I have the same story as you,everything that are suffering that you are going through is like I see my self in your words.
Nobody can understand how much we suffer,because they don't have the same thing,.
One thing that I am so mad,I don't understand how can this happened in developing countries like Canada where I lI've,they can't find a cure,they just laugh and say,"Oh this rushes is hives,we can't do nothing ,just go on your forum and see,and take cetirizine ".Before this hives came to me ,I was suffering with anxiety,now I am very depressed,I take antidepressant but they are not helping me with my mood,hives are drying me nuts,anywhere I traveled I become very sick,had anaphylactic many times,and who is going to help us,now one.
My life has been a miserable for six years,I have to children that I need to take care ,but I am very tired ,sleepy,not in good mood,when I see how much swollen are my lips face,and seen my self many times in emergency and again ,again with no hope.

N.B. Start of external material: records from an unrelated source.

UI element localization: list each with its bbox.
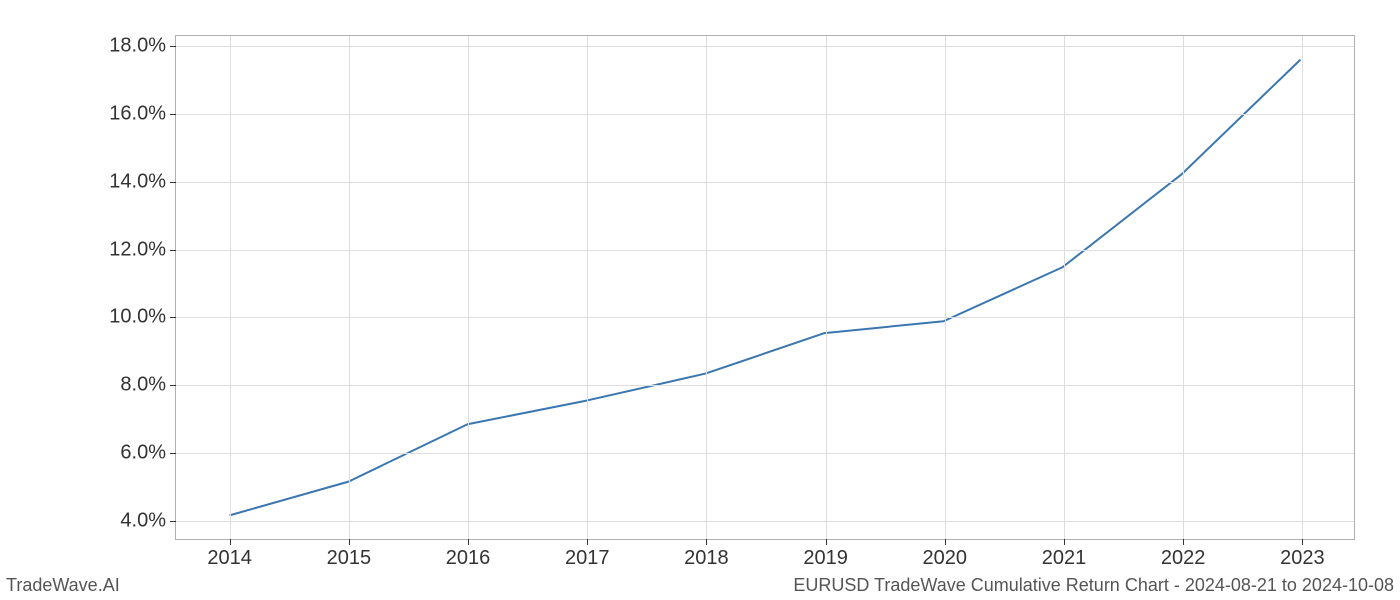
grid-line <box>176 250 1354 251</box>
x-tick-label: 2018 <box>684 539 729 570</box>
line-series <box>176 36 1354 539</box>
x-tick-label: 2021 <box>1042 539 1087 570</box>
footer-brand: TradeWave.AI <box>6 575 120 596</box>
grid-line <box>176 521 1354 522</box>
grid-line <box>945 36 946 539</box>
grid-line <box>176 114 1354 115</box>
x-tick-label: 2014 <box>207 539 252 570</box>
x-tick-label: 2022 <box>1161 539 1206 570</box>
x-tick-label: 2017 <box>565 539 610 570</box>
y-tick-label: 18.0% <box>109 35 176 58</box>
y-tick-label: 4.0% <box>120 509 176 532</box>
grid-line <box>1183 36 1184 539</box>
y-tick-label: 16.0% <box>109 102 176 125</box>
grid-line <box>826 36 827 539</box>
y-tick-label: 12.0% <box>109 238 176 261</box>
plot-area: 4.0%6.0%8.0%10.0%12.0%14.0%16.0%18.0%201… <box>175 35 1355 540</box>
grid-line <box>706 36 707 539</box>
grid-line <box>176 317 1354 318</box>
y-tick-label: 6.0% <box>120 441 176 464</box>
grid-line <box>176 46 1354 47</box>
series-line <box>230 60 1301 516</box>
grid-line <box>1064 36 1065 539</box>
grid-line <box>349 36 350 539</box>
footer-caption: EURUSD TradeWave Cumulative Return Chart… <box>793 575 1394 596</box>
x-tick-label: 2019 <box>803 539 848 570</box>
y-tick-label: 8.0% <box>120 374 176 397</box>
x-tick-label: 2015 <box>327 539 372 570</box>
grid-line <box>176 453 1354 454</box>
x-tick-label: 2016 <box>446 539 491 570</box>
grid-line <box>1302 36 1303 539</box>
x-tick-label: 2023 <box>1280 539 1325 570</box>
y-tick-label: 14.0% <box>109 170 176 193</box>
y-tick-label: 10.0% <box>109 306 176 329</box>
return-chart: 4.0% 6.0% 8.0% 10.0% 12.0% 14.0% 16.0% 18.0% 201… <box>0 0 1400 600</box>
grid-line <box>176 385 1354 386</box>
x-tick-label: 2020 <box>923 539 968 570</box>
grid-line <box>587 36 588 539</box>
grid-line <box>230 36 231 539</box>
grid-line <box>176 182 1354 183</box>
grid-line <box>468 36 469 539</box>
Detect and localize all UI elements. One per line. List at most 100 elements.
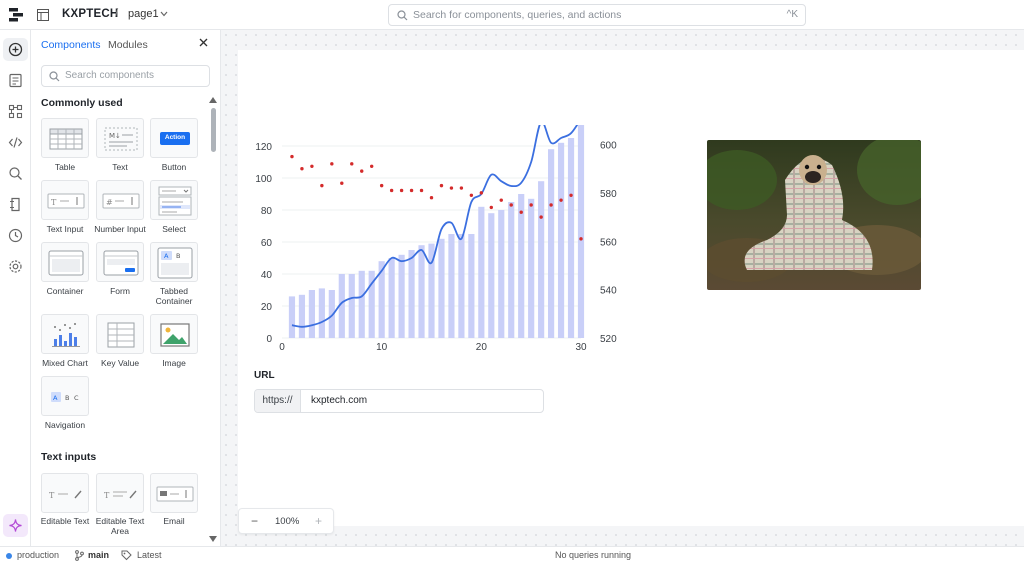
svg-text:#: #	[106, 198, 113, 207]
component-tile-key-value[interactable]	[96, 314, 144, 354]
chart-scatter-point	[429, 196, 434, 200]
component-tile-text-input[interactable]: T	[41, 180, 89, 220]
section-commonly-used: Commonly used	[41, 97, 123, 109]
zoom-control: − 100% +	[238, 508, 334, 534]
state-icon[interactable]	[8, 197, 23, 212]
y-left-tick-label: 100	[255, 174, 272, 185]
component-tile-image[interactable]	[150, 314, 198, 354]
chart-scatter-point	[539, 215, 543, 219]
close-icon[interactable]	[199, 38, 208, 47]
zoom-in-button[interactable]: +	[315, 514, 323, 528]
component-tile-number-input[interactable]: #	[96, 180, 144, 220]
chart-scatter-point	[330, 162, 334, 166]
app-logo-icon[interactable]	[9, 8, 23, 22]
component-tile-editable-text-area[interactable]: T	[96, 473, 144, 513]
svg-text:A: A	[53, 394, 58, 402]
editable-text-area-icon: T	[104, 490, 137, 500]
y-left-tick-label: 120	[255, 142, 272, 153]
chart-scatter-point	[419, 188, 424, 193]
svg-text:C: C	[74, 394, 79, 402]
tabbed-container-icon: A B	[157, 247, 193, 279]
component-tile-text[interactable]: M↓	[96, 118, 144, 158]
chart-bar	[368, 270, 375, 338]
app-name[interactable]: KXPTECH	[62, 8, 119, 20]
code-icon[interactable]	[8, 135, 23, 150]
component-search-input[interactable]: Search components	[41, 65, 210, 87]
history-icon[interactable]	[8, 228, 23, 243]
search-icon[interactable]	[8, 166, 23, 181]
markdown-text-icon: M↓	[104, 127, 138, 151]
global-search-input[interactable]: Search for components, queries, and acti…	[388, 4, 806, 26]
zoom-out-button[interactable]: −	[251, 514, 259, 528]
chart-line-series	[291, 125, 579, 328]
chevron-down-icon[interactable]	[160, 11, 168, 17]
select-icon	[158, 186, 192, 216]
y-left-tick-label: 40	[261, 270, 273, 281]
chart-bar	[428, 243, 435, 338]
page-name[interactable]: page1	[128, 8, 159, 20]
url-input[interactable]: https:// kxptech.com	[254, 389, 544, 413]
component-tree-icon[interactable]	[8, 104, 23, 119]
y-right-tick-label: 540	[600, 286, 617, 297]
tile-label: Navigation	[44, 420, 86, 430]
scroll-down-arrow-icon[interactable]	[209, 536, 217, 542]
tile-label: Email	[163, 516, 185, 526]
y-right-tick-label: 560	[600, 237, 617, 248]
page-layout-icon[interactable]	[37, 9, 49, 21]
chart-scatter-point	[340, 181, 344, 185]
chart-bar	[508, 202, 515, 338]
chart-bar	[288, 296, 296, 338]
chart-bar	[557, 142, 565, 338]
pages-icon[interactable]	[8, 73, 23, 88]
chart-bar	[498, 210, 505, 338]
search-icon	[49, 71, 60, 82]
tab-components[interactable]: Components	[41, 39, 101, 51]
environment-status-dot	[6, 553, 12, 559]
chart-bar	[478, 206, 485, 338]
chart-bar	[388, 258, 395, 338]
component-tile-button[interactable]: Action	[150, 118, 198, 158]
component-tile-email[interactable]	[150, 473, 198, 513]
panel-scrollbar-thumb[interactable]	[211, 108, 216, 152]
branch-name[interactable]: main	[88, 550, 110, 560]
chart-scatter-point	[399, 188, 404, 193]
chart-bar	[328, 290, 335, 338]
chart-bar	[538, 181, 545, 338]
tile-label: Table	[54, 162, 76, 172]
y-left-tick-label: 60	[261, 238, 273, 249]
component-tile-navigation[interactable]: A B C	[41, 376, 89, 416]
ai-assist-sparkle-icon[interactable]	[8, 518, 23, 533]
tab-modules[interactable]: Modules	[108, 39, 148, 51]
add-component-icon[interactable]	[8, 42, 23, 57]
component-tile-form[interactable]	[96, 242, 144, 282]
search-placeholder: Search for components, queries, and acti…	[413, 9, 622, 21]
chart-bar	[548, 149, 555, 338]
settings-gear-icon[interactable]	[8, 259, 23, 274]
zoom-level[interactable]: 100%	[275, 516, 300, 527]
chart-scatter-point	[549, 203, 553, 207]
component-tile-tabbed-container[interactable]: A B	[150, 242, 198, 282]
chart-bar	[318, 288, 325, 338]
environment-label[interactable]: production	[17, 550, 60, 560]
component-tile-select[interactable]	[150, 180, 198, 220]
button-icon	[160, 132, 190, 145]
chart-scatter-point	[409, 188, 414, 193]
tile-label: Form	[110, 286, 130, 296]
chart-bar	[298, 294, 306, 338]
tile-label: Number Input	[94, 224, 146, 234]
scroll-up-arrow-icon[interactable]	[209, 97, 217, 103]
mixed-chart[interactable]: 0 20 40 60 80 100 120 520 540 560 580 600 0 10 20 30	[238, 125, 633, 360]
table-icon	[49, 128, 83, 150]
tag-icon	[121, 550, 132, 561]
y-left-tick-label: 0	[266, 334, 272, 345]
component-tile-mixed-chart[interactable]	[41, 314, 89, 354]
component-tile-editable-text[interactable]: T	[41, 473, 89, 513]
component-tile-table[interactable]	[41, 118, 89, 158]
chart-scatter-point	[370, 164, 374, 168]
chart-bar	[408, 250, 415, 338]
version-label[interactable]: Latest	[137, 550, 162, 560]
chart-scatter-point	[509, 203, 513, 207]
component-tile-container[interactable]	[41, 242, 89, 282]
editable-text-icon: T	[49, 490, 82, 500]
dog-photo-image[interactable]	[707, 140, 921, 290]
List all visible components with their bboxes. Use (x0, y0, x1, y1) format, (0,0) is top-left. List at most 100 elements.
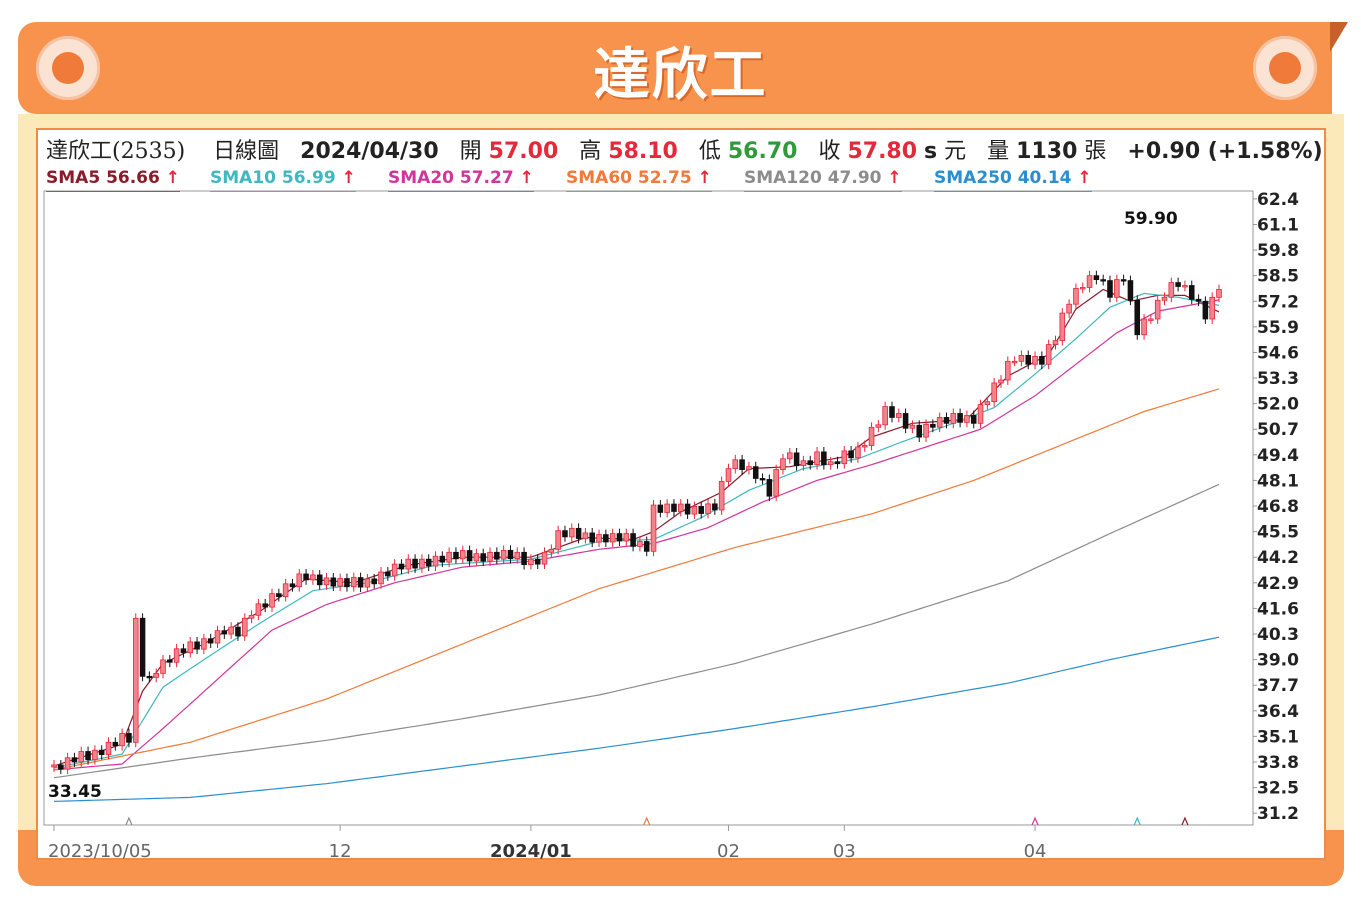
candle-body (1079, 287, 1086, 290)
candle-body (187, 641, 194, 654)
candle-body (1188, 285, 1195, 300)
candle-body (766, 479, 773, 497)
candle-body (316, 574, 323, 586)
candle-body (657, 504, 664, 513)
candle-body (739, 459, 745, 471)
candle-body (882, 406, 888, 426)
candle-body (800, 460, 807, 467)
candle-body (391, 563, 398, 577)
candle-body (255, 603, 262, 616)
candle-body (330, 577, 337, 587)
y-tick-label: 46.8 (1257, 497, 1299, 517)
candle-body (58, 764, 64, 770)
candle-body (51, 764, 57, 768)
candle-body (132, 617, 139, 743)
candle-body (1032, 355, 1038, 365)
candle-body (964, 415, 970, 423)
close-suffix: s (924, 139, 938, 164)
volume-label: 量 (987, 139, 1010, 164)
banner-fold (1330, 22, 1348, 52)
candle-body (861, 445, 868, 448)
candle-body (310, 574, 316, 581)
y-tick-label: 61.1 (1257, 215, 1299, 235)
volume-value: 1130 (1016, 139, 1078, 164)
y-tick-label: 36.4 (1257, 702, 1299, 722)
candle-body (378, 571, 384, 585)
candle-body (943, 417, 950, 424)
candle-body (453, 551, 459, 560)
candle-body (1100, 279, 1106, 282)
candle-body (691, 506, 698, 515)
sma20-line (53, 299, 1220, 771)
y-tick-label: 44.2 (1257, 548, 1299, 568)
candle-body (459, 550, 466, 560)
quote-info-bar: 達欣工(2535) 日線圖 2024/04/30 開 57.00 高 58.10… (46, 133, 1326, 164)
candle-body (616, 533, 623, 542)
candle-body (950, 413, 957, 424)
candle-body (970, 415, 977, 424)
y-tick-label: 59.8 (1257, 241, 1299, 261)
high-label: 高 (579, 139, 602, 164)
candle-body (732, 459, 739, 470)
candle-body (92, 749, 98, 761)
candle-body (337, 578, 343, 587)
candle-body (139, 617, 146, 677)
candle-body (582, 532, 589, 539)
sma10-legend-label: SMA10 56.99 (210, 168, 336, 188)
candle-body (807, 460, 814, 466)
candle-body (64, 757, 71, 770)
candle-body (528, 558, 534, 566)
candle-body (1154, 299, 1161, 320)
plot-area-border (43, 190, 1254, 826)
candle-body (773, 469, 779, 497)
candle-body (398, 563, 405, 570)
extreme-price-label: 59.90 (1124, 209, 1178, 229)
open-label: 開 (459, 139, 482, 164)
candle-body (1059, 312, 1066, 342)
up-arrow-icon: ↑ (887, 168, 902, 188)
y-tick-label: 45.5 (1257, 523, 1299, 543)
y-tick-label: 40.3 (1257, 625, 1299, 645)
y-tick-label: 42.9 (1257, 574, 1299, 594)
candle-body (725, 468, 732, 482)
candle-body (221, 630, 228, 635)
candle-body (930, 423, 936, 428)
candle-body (105, 741, 112, 756)
candle-body (603, 534, 609, 543)
y-tick-label: 31.2 (1257, 804, 1299, 824)
low-value: 56.70 (727, 139, 798, 164)
signal-marker (1181, 816, 1189, 826)
sma5-legend: SMA5 56.66 ↑ (46, 167, 181, 192)
candle-body (173, 648, 180, 663)
candle-body (1161, 296, 1168, 301)
currency-unit: 元 (944, 139, 967, 164)
y-tick-label: 41.6 (1257, 599, 1299, 619)
sma10-line (53, 292, 1220, 769)
y-tick-label: 54.6 (1257, 343, 1299, 363)
candle-body (814, 451, 820, 466)
candle-body (793, 452, 800, 467)
sma250-legend-label: SMA250 40.14 (934, 168, 1072, 188)
candle-body (146, 675, 153, 679)
up-arrow-icon: ↑ (165, 168, 181, 188)
sma120-line (53, 483, 1220, 779)
x-tick-label: 2024/01 (490, 841, 572, 862)
candle-body (303, 573, 309, 581)
candle-body (664, 503, 670, 513)
up-arrow-icon: ↑ (1077, 168, 1092, 188)
price-change: +0.90 (+1.58%) (1127, 139, 1323, 164)
candle-body (998, 379, 1004, 384)
candle-body (623, 533, 630, 542)
candle-body (323, 577, 330, 586)
candle-body (1195, 298, 1202, 302)
decorative-ring-right (1253, 36, 1317, 100)
candle-body (984, 401, 991, 406)
candle-body (71, 757, 78, 763)
candle-body (112, 741, 119, 747)
stock-name: 達欣工(2535) (46, 139, 186, 164)
candle-body (909, 424, 916, 429)
candle-body (180, 648, 187, 654)
candle-body (1086, 275, 1093, 288)
candle-body (371, 578, 377, 585)
candle-body (562, 530, 568, 538)
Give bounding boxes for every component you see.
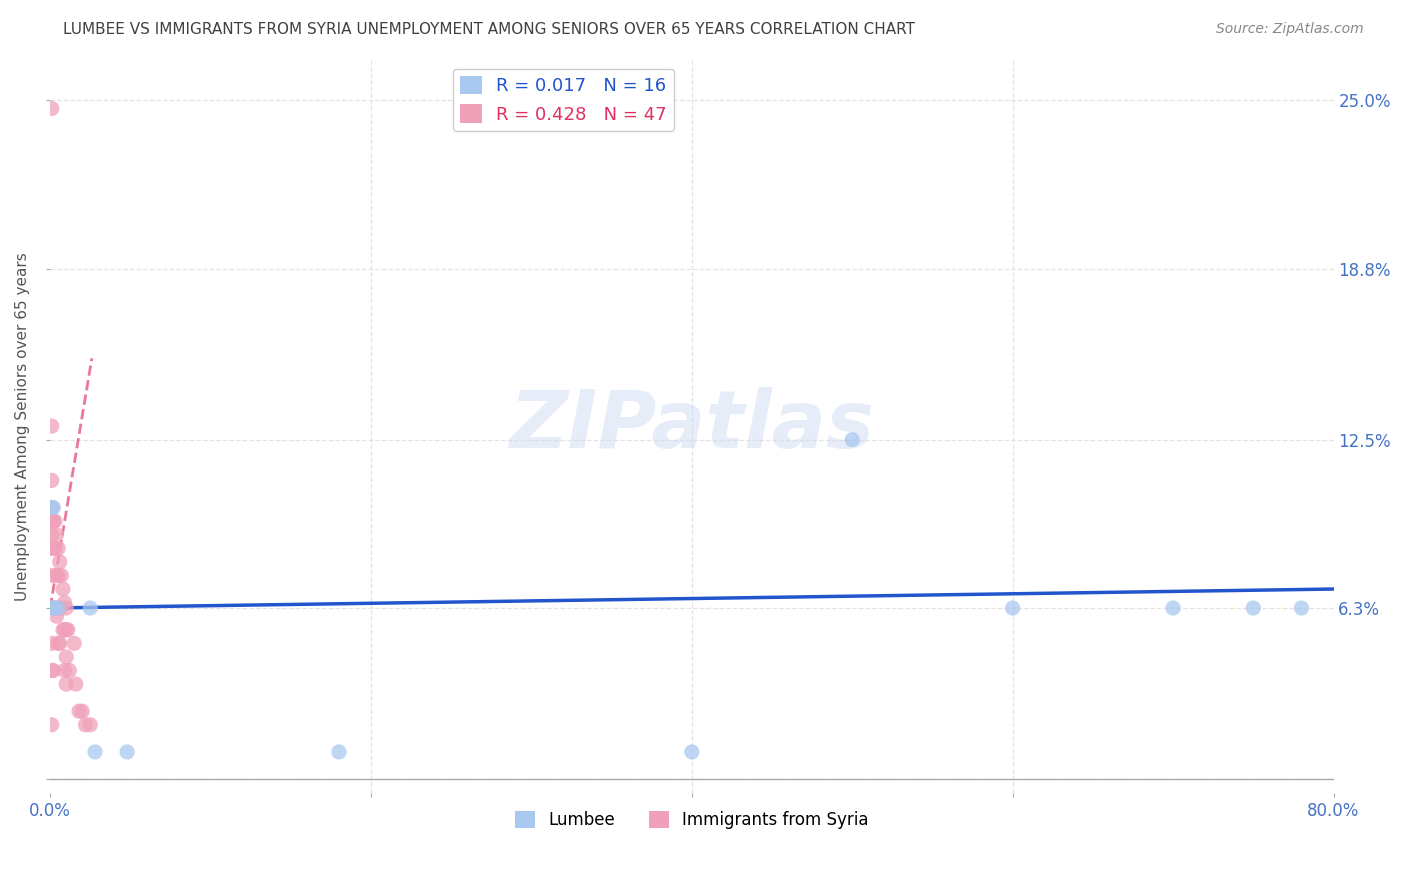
Point [41,601,63,615]
Point [41,102,63,116]
Point [55,623,77,637]
Point [75,718,97,732]
Point [41,568,63,582]
Point [45,527,67,541]
Point [41,514,63,528]
Point [41,474,63,488]
Point [41,500,63,515]
Point [58,664,80,678]
Point [42,500,65,515]
Text: ZIPatlas: ZIPatlas [509,387,875,465]
Point [55,649,77,664]
Point [84,745,107,759]
Text: LUMBEE VS IMMIGRANTS FROM SYRIA UNEMPLOYMENT AMONG SENIORS OVER 65 YEARS CORRELA: LUMBEE VS IMMIGRANTS FROM SYRIA UNEMPLOY… [63,22,915,37]
Point [51,568,73,582]
Point [63,636,86,650]
Point [42,541,65,556]
Point [42,514,65,528]
Point [41,601,63,615]
Point [115,745,138,759]
Point [55,677,77,691]
Point [1001,601,1024,615]
Text: Source: ZipAtlas.com: Source: ZipAtlas.com [1216,22,1364,37]
Point [1161,601,1184,615]
Point [44,514,66,528]
Point [45,609,67,624]
Point [46,601,69,615]
Point [46,541,69,556]
Point [67,704,90,718]
Point [52,582,75,596]
Point [49,601,72,615]
Point [49,636,72,650]
Point [841,433,863,447]
Point [41,419,63,434]
Point [41,718,63,732]
Point [53,596,76,610]
Legend: Lumbee, Immigrants from Syria: Lumbee, Immigrants from Syria [509,804,875,836]
Point [44,601,66,615]
Point [41,527,63,541]
Point [46,568,69,582]
Point [1291,601,1313,615]
Point [56,623,79,637]
Point [44,541,66,556]
Point [46,601,69,615]
Point [70,704,93,718]
Point [45,568,67,582]
Point [79,718,101,732]
Point [42,601,65,615]
Point [53,664,76,678]
Point [681,745,703,759]
Point [79,601,101,615]
Point [46,636,69,650]
Y-axis label: Unemployment Among Seniors over 65 years: Unemployment Among Seniors over 65 years [15,252,30,600]
Point [41,500,63,515]
Point [42,601,65,615]
Point [55,601,77,615]
Point [41,541,63,556]
Point [41,636,63,650]
Point [328,745,350,759]
Point [44,601,66,615]
Point [42,664,65,678]
Point [52,623,75,637]
Point [53,623,76,637]
Point [65,677,87,691]
Point [41,664,63,678]
Point [1241,601,1264,615]
Point [49,555,72,569]
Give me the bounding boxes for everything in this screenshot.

They are so many doctors studying ,inventing,we are donating many for many inventions but nothing has been find ,no cure,people are suffering for decades with urticaria and no hope,they must find something.
mimoza35751
Posted
Hi,there,I read your story,and is true everything you said it looks like I wrote it myself.I have been suffering for six years ,and no cure,but one think that I believe may be the cause of hives in us it is anxiety depression sufferers myself I suffered from anxiety after giving birth to my daughter 6 years ago,and hives started now from this condition I suffered from depression ,because only one I think. I will wake up tomorrow again with the same story ,I go nuts I don't feel like doing nothing if I can't help myself.One thing that lately came in my mind is ,I will have to try putting leeches in my feet,is not easy ,but what is left?I remember when I was little my grandma used to dò leeches therapy every year,and she died 100 hundred years old.In my country which is somewhere in Balkan,they believe that those little worms suck our toxic blood only.I must do it hope it will help.Wish you all the best and hope you would like my suggestions.
cindy09985 gracIe53
Posted
One day, I sat down to think about my life and was scared it could be life threatening for me. And then I remembered the creator of the universe. The one who create the blood and water, the one who formed us in his own image, the king of all kings, the alpha and omega, the one that knows the beginning from the end. And so the spoke with my creator to take away this hives and asked for forgiveness of sin. I prayed into water that he should turn the water to the blood of Jesus and I drank it with faith. I did that for two to three days and so my healing began. Like joke the itching reduced, redness and swollen reduced gradually and here I got healed permanently.
I got healed I thank God. For you to enjoy the benefits of healing. You have got to re- trace your step to the maker. Jesus Christ. He alone can heal completely because he is the creator. I beg you that is reading my story. Kindly accept Jesus as your lord and Savour. This are end times. All sought of things are happening everywhere. Making heaven is imperative so as not to go to hell. Everything the Bible talked about the end time are happening.
Jesus loves you and came to die just that you and I may be saved and inherent eternal life. A simple prayer as lord Jesus I know I am a sinner, by your mercy kindly forgive me, I accept you as my lord and Savour with my heart and my mouth I confess you are lord over my life.
It that simple. God bless you as you make the right decision today.